For the past year and a half, handsome Chai and his dedicated person were one of our most loyal Sociabulls pairs. Even with a young child and busy schedule, Chai's person made sure to set aside time for Chai, and nearly every week he would be at the front leading the pack.
You may remember their amazing story describing some initial obstacles, and just learning to love the dog you have (you can read their eloquently written piece here).
Since then, Chai's family made the exciting move to Western Wisconsin; a completely different way of life from our city sidewalks where dogs aren't popping up around every corner.
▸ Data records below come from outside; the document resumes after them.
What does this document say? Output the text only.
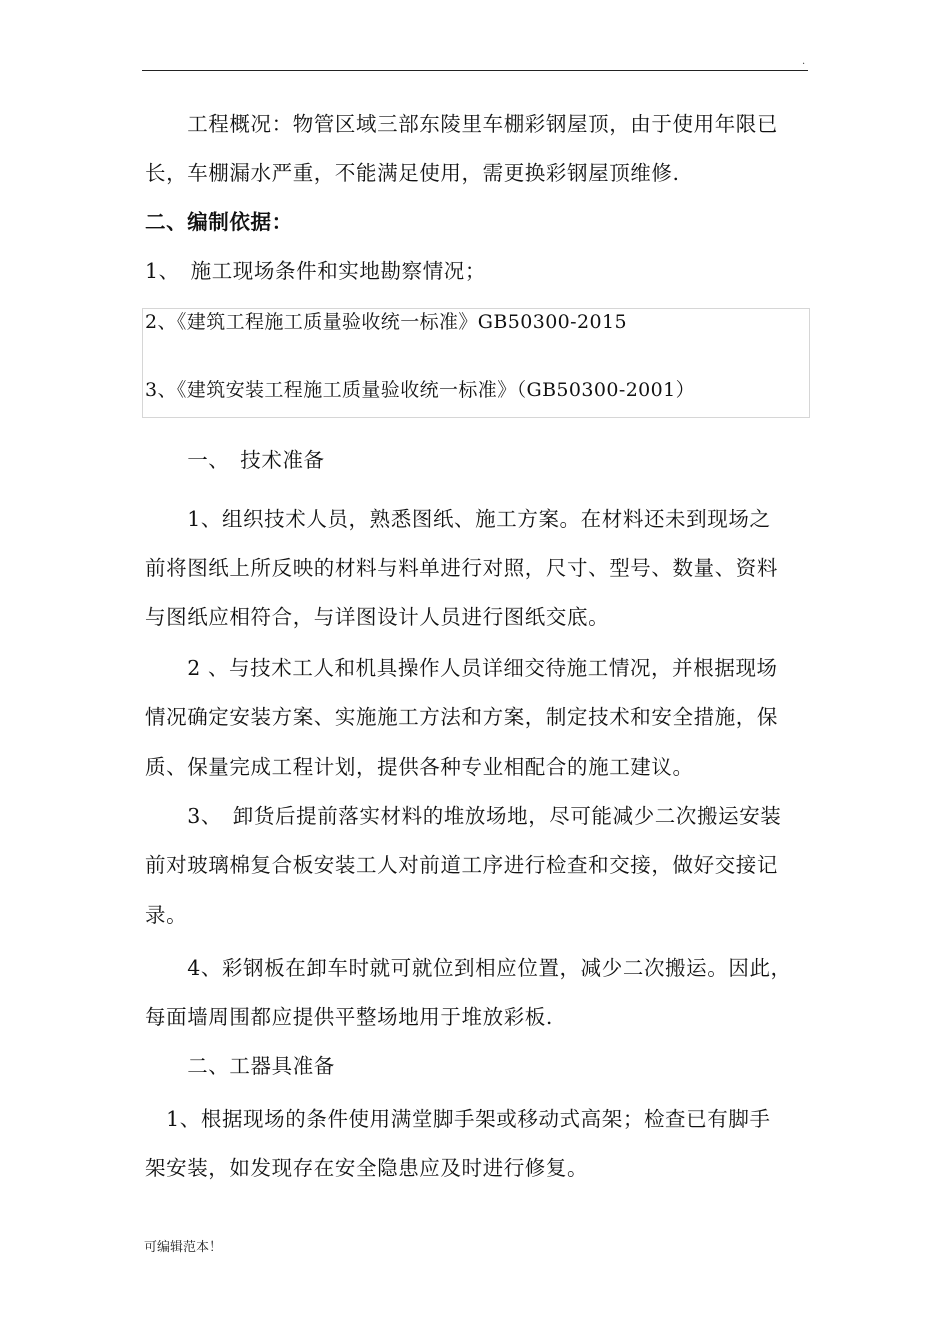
.
　　工程概况：物管区域三部东陵里车棚彩钢屋顶，由于使用年限已
长，车棚漏水严重，不能满足使用，需更换彩钢屋顶维修.
二、编制依据：
1、　施工现场条件和实地勘察情况；
2、《建筑工程施工质量验收统一标准》GB50300-2015
3、《建筑安装工程施工质量验收统一标准》（GB50300-2001）
　　一、　技术准备
　　1、组织技术人员，熟悉图纸、施工方案。在材料还未到现场之
前将图纸上所反映的材料与料单进行对照，尺寸、型号、数量、资料
与图纸应相符合，与详图设计人员进行图纸交底。
　　2 、与技术工人和机具操作人员详细交待施工情况，并根据现场
情况确定安装方案、实施施工方法和方案，制定技术和安全措施，保
质、保量完成工程计划，提供各种专业相配合的施工建议。
　　3、　卸货后提前落实材料的堆放场地，尽可能减少二次搬运安装
前对玻璃棉复合板安装工人对前道工序进行检查和交接，做好交接记
录。
　　4、彩钢板在卸车时就可就位到相应位置，减少二次搬运。因此，
每面墙周围都应提供平整场地用于堆放彩板.
　　二、工器具准备
　1、根据现场的条件使用满堂脚手架或移动式高架；检查已有脚手
架安装，如发现存在安全隐患应及时进行修复。
可编辑范本！
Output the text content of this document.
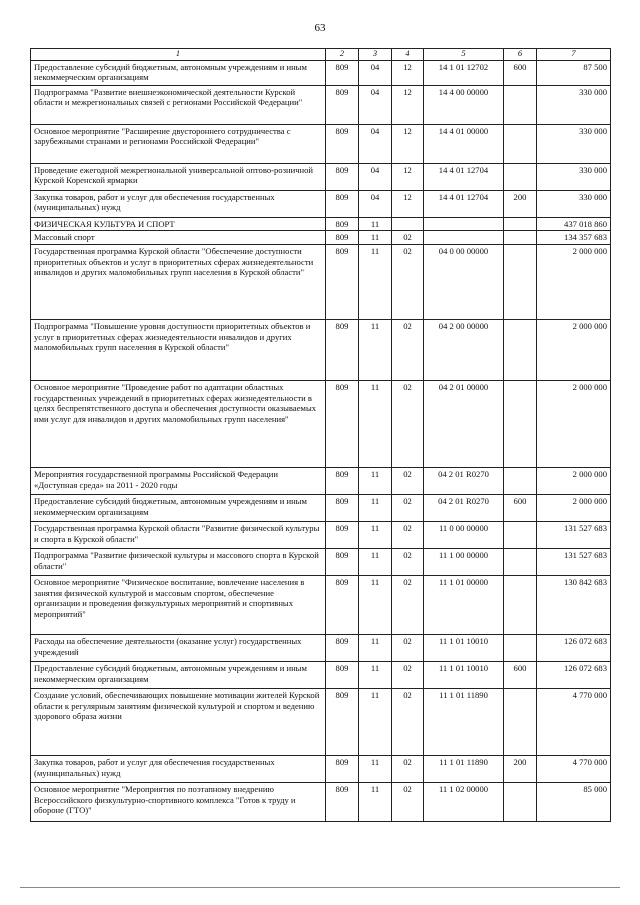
63
1	2	3	4	5	6	7
Предоставление субсидий бюджетным, автономным учреждениям и иным некоммерческим организациям	809	04	12	14 1 01 12702	600	87 500
Подпрограмма "Развитие внешнеэкономической деятельности Курской области и межрегиональных связей с регионами Российской Федерации"	809	04	12	14 4 00 00000		330 000
Основное мероприятие "Расширение двустороннего сотрудничества с зарубежными странами и регионами Российской Федерации"	809	04	12	14 4 01 00000		330 000
Проведение ежегодной межрегиональной универсальной оптово-розничной Курской Коренской ярмарки	809	04	12	14 4 01 12704		330 000
Закупка товаров, работ и услуг для обеспечения государственных (муниципальных) нужд	809	04	12	14 4 01 12704	200	330 000
ФИЗИЧЕСКАЯ КУЛЬТУРА И СПОРТ	809	11				437 018 860
Массовый спорт	809	11	02			134 357 683
Государственная программа Курской области "Обеспечение доступности приоритетных объектов и услуг в приоритетных сферах жизнедеятельности инвалидов и других маломобильных групп населения в Курской области"	809	11	02	04 0 00 00000		2 000 000
Подпрограмма "Повышение уровня доступности приоритетных объектов и услуг в приоритетных сферах жизнедеятельности инвалидов и других маломобильных групп населения в Курской области"	809	11	02	04 2 00 00000		2 000 000
Основное мероприятие "Проведение работ по адаптации областных государственных учреждений в приоритетных сферах жизнедеятельности в целях беспрепятственного доступа и обеспечения доступности оказываемых ими услуг для инвалидов и других маломобильных групп населения"	809	11	02	04 2 01 00000		2 000 000
Мероприятия государственной программы Российской Федерации «Доступная среда» на 2011 - 2020 годы	809	11	02	04 2 01 R0270		2 000 000
Предоставление субсидий бюджетным, автономным учреждениям и иным некоммерческим организациям	809	11	02	04 2 01 R0270	600	2 000 000
Государственная программа Курской области "Развитие физической культуры и спорта в Курской области"	809	11	02	11 0 00 00000		131 527 683
Подпрограмма "Развитие физической культуры и массового спорта в Курской области"	809	11	02	11 1 00 00000		131 527 683
Основное мероприятие "Физическое воспитание, вовлечение населения в занятия физической культурой и массовым спортом, обеспечение организации и проведения физкультурных мероприятий и спортивных мероприятий"	809	11	02	11 1 01 00000		130 842 683
Расходы на обеспечение деятельности (оказание услуг) государственных учреждений	809	11	02	11 1 01 10010		126 072 683
Предоставление субсидий бюджетным, автономным учреждениям и иным некоммерческим организациям	809	11	02	11 1 01 10010	600	126 072 683
Создание условий, обеспечивающих повышение мотивации жителей Курской области к регулярным занятиям физической культурой и спортом и ведению здорового образа жизни	809	11	02	11 1 01 11890		4 770 000
Закупка товаров, работ и услуг для обеспечения государственных (муниципальных) нужд	809	11	02	11 1 01 11890	200	4 770 000
Основное мероприятие "Мероприятия по поэтапному внедрению Всероссийского физкультурно-спортивного комплекса "Готов к труду и обороне (ГТО)"	809	11	02	11 1 02 00000		85 000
Here Chai's person share their story, on becoming a country dog and what they learned from SociaBulls:
As I've aged into my thirties, I've experienced a great change. A new way of changing. I've begun making choices out of desire for a new experience rather than a desperate, dramatic reaction to a situation gone horribly wrong. Can you feel me? We found the Sociabulls in this manner. If you read our history together, then you know Chai and I had been together five years when we started with the pack walk. Our bond was strong, we both had excellent training and the pack seemed like a great addition to an already streaming way of being together.
So how do you say goodbye to a collective that you so easily have been accepted to? In seeking closure, I feel fortunate to be able to reflect on the impression that the group has made on us.
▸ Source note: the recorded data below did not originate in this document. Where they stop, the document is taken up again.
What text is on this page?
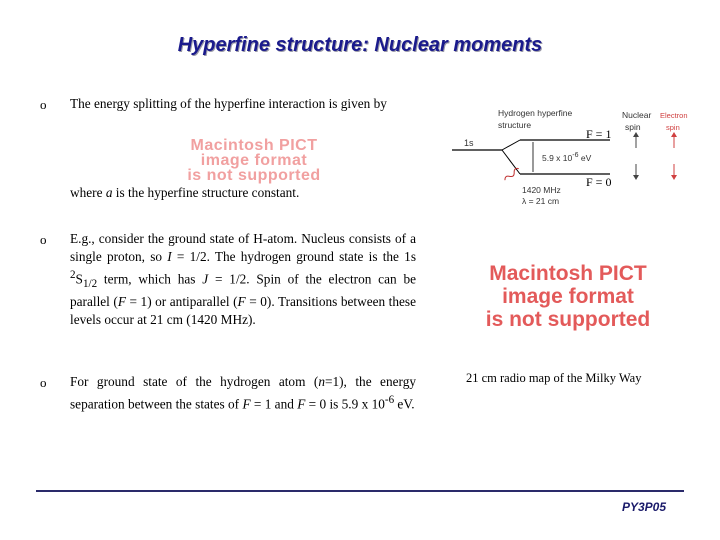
Hyperfine structure: Nuclear moments
o The energy splitting of the hyperfine interaction is given by
Macintosh PICT
image format
is not supported
where a is the hyperfine structure constant.
o E.g., consider the ground state of H-atom. Nucleus consists of a single proton, so I = 1/2. The hydrogen ground state is the 1s $^2S_{1/2}$ term, which has J = 1/2. Spin of the electron can be parallel (F = 1) or antiparallel (F = 0). Transitions between these levels occur at 21 cm (1420 MHz).
o For ground state of the hydrogen atom (n=1), the energy separation between the states of F = 1 and F = 0 is 5.9 x $10^{-6}$ eV.
Hydrogen hyperfine
structure
Nuclear
spin
Electron
spin
F = 1
F = 0
1s
5.9 x $10^{-6}$ eV
1420 MHz
λ = 21 cm
Macintosh PICT
image format
is not supported
21 cm radio map of the Milky Way
PY3P05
Dryly, I replied, "Well, you know, we're still acting like ourselves."
We are living in a beautifully subtle environment. It's a city but a wooded one. Our home is four doors down from a 1.5 mile nature trail. We do not have another home in our backyard. It is a deep marshy pocket of land that hundreds of years ago was a riverbed. Daily we are visited by six deer. Yesterday the buck arrived to chase the doe.
And Chai barks at it all.
Our home inside and out is quieter than our Chicago one. There are far less triggers for us on our dog walks. I've even begun walking a much further distance because Chai is so peaceful that I'm happy to round another bend, cross another river bridge. But we are still ourselves. Our neighborhood abounds with playmates for my toddler son. And Chai tries to herd them all. He barks, on guard, for any of the many many lawn mowers manicuring our neighbors' lawns.
I do have a loyal pal that continues to tolerate the increasing toddler attention he's getting around here. He grimaces yet holds still as his furry body becomes the race track for another car or train. He gives his belly to my pawing son and simply grunts when he's had enough - a fantastic lesson for my attached, lovingly intrusive son. We are delighted to have a rec room in the basement, unfurnished (first time home owners, still expanding). My son and Chai-dog will take turns fetching their respective balls and returning them to me. I've drawn the line at my kid's request to get reward kibble as well.
Lasting Effect of the Sociabulls
Chai is now nine years old. As of January 22nd, we've been together six years. We are his third home, his forever home. As relationships age, you notice there aren't specific events that strengthen your bond. Rather, it's a steady and enriched way of being together. By seeking new challenges and stimulating our daily existence, our days are better, calmer, loving. I'm grateful to be able to walk with him.
Thanks for sharing, and we all miss you!!!